I am not an OS expert, but it appears to me after reading some of their paper, that there may be some ingenious insights in their effort.

Looks like Microsoft Research, with their luminous research members, might be striking a resonance of the likes of Bell Labs or Xerox PARC of the old days. Had not heard of so many good researchers coming together at a place, and working on a "complete OS" research.

November 2, 2005

arts/humanities vs science vs engineering

I sometimes feel that engineering is too off from the regular human life.

When I come home after browsing through lot of software code at my workplace as a software engineer, it becomes difficult for me to merge back into normal (family) life.

Software code is closer to mathematics, both of which are abstract and distant from normal/real life/world.

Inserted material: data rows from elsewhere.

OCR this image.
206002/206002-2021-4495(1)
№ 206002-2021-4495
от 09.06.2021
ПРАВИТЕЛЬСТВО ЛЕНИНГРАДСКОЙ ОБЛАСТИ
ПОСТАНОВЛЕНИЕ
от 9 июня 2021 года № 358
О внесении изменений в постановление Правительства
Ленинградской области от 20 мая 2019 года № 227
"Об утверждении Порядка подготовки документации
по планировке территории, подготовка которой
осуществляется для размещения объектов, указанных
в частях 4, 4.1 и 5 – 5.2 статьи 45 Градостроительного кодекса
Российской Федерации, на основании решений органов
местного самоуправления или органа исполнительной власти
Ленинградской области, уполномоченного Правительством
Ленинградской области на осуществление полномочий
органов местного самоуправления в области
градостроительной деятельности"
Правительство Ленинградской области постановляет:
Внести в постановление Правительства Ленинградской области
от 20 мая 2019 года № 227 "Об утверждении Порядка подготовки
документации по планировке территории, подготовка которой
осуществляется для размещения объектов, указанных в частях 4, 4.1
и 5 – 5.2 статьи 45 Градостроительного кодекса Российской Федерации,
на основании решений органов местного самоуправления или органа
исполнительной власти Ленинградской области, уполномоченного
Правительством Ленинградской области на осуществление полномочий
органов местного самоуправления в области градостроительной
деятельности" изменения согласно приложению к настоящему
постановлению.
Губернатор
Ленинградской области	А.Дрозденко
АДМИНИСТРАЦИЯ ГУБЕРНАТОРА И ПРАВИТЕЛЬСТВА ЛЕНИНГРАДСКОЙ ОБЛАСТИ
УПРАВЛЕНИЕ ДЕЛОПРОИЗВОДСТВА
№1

If I would have been in arts/humanities/social sciences, I would probably have been closer to human life, and wouldnt have felt it difficult to switch to family mode after reaching home. Even being a manager in an engineering firm, would have reduced the divide, since managing involves tasks like "managing people; managing projects; getting things done; getting issues solved; organizing for efficiency" which often does not involved delving into abstract technical details.

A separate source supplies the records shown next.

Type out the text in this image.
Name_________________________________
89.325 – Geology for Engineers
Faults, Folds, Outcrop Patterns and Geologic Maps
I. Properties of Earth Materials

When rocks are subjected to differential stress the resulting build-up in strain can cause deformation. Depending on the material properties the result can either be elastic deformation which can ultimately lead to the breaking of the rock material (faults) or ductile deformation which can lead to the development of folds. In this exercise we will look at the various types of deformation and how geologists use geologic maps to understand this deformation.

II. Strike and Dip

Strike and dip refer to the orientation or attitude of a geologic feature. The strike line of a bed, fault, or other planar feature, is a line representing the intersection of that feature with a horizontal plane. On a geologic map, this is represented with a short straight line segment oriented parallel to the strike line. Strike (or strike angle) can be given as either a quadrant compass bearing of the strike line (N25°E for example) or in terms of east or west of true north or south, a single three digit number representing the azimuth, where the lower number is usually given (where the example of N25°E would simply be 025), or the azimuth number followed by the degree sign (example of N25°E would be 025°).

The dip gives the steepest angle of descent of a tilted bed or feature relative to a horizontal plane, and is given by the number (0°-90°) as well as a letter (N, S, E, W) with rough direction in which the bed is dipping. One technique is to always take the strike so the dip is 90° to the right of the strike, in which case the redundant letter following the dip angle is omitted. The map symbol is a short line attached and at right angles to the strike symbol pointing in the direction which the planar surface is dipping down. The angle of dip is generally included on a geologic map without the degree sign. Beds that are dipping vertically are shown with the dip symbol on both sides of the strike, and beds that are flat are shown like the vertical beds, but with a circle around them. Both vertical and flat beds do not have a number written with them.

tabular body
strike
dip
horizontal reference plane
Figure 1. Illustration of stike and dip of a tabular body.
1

Mechanical engineering (like working in General Motors, designing a car engine), also would be closer to science, both of which are not as distant as math/software from real life, since they are concerned with actual physical things that move like gasoline, pinston, air, car, etc.

Ofcourse where this is too much "logic" involved, it often becomes like "mathematical logic", and thus goes towards mathematics. So if you go further from physics of materials in an engine, and start applying mathematical logic, you go towards more abstraction.

Hmm, but physics also involves lot of mathematics and equations, so it is difficult to consider science (physics/chemistry) as being less abstract than mathematics. Biology though is not part of that group.

There's one more thing: People in engineering tend to go away from arts/humanities, and vice versa. Reminds me of C. P. Snow's idea of Two Cultures

Another thing: Brain, i think does not naturally compute logic, it is more of an emotional and biological machine. Our logical thinking is a burden on the free, natural, mind. Like Stan Ulam, friend of Alan Turing, said "What makes you so sure that mathematical logic corresponds to the way we think?"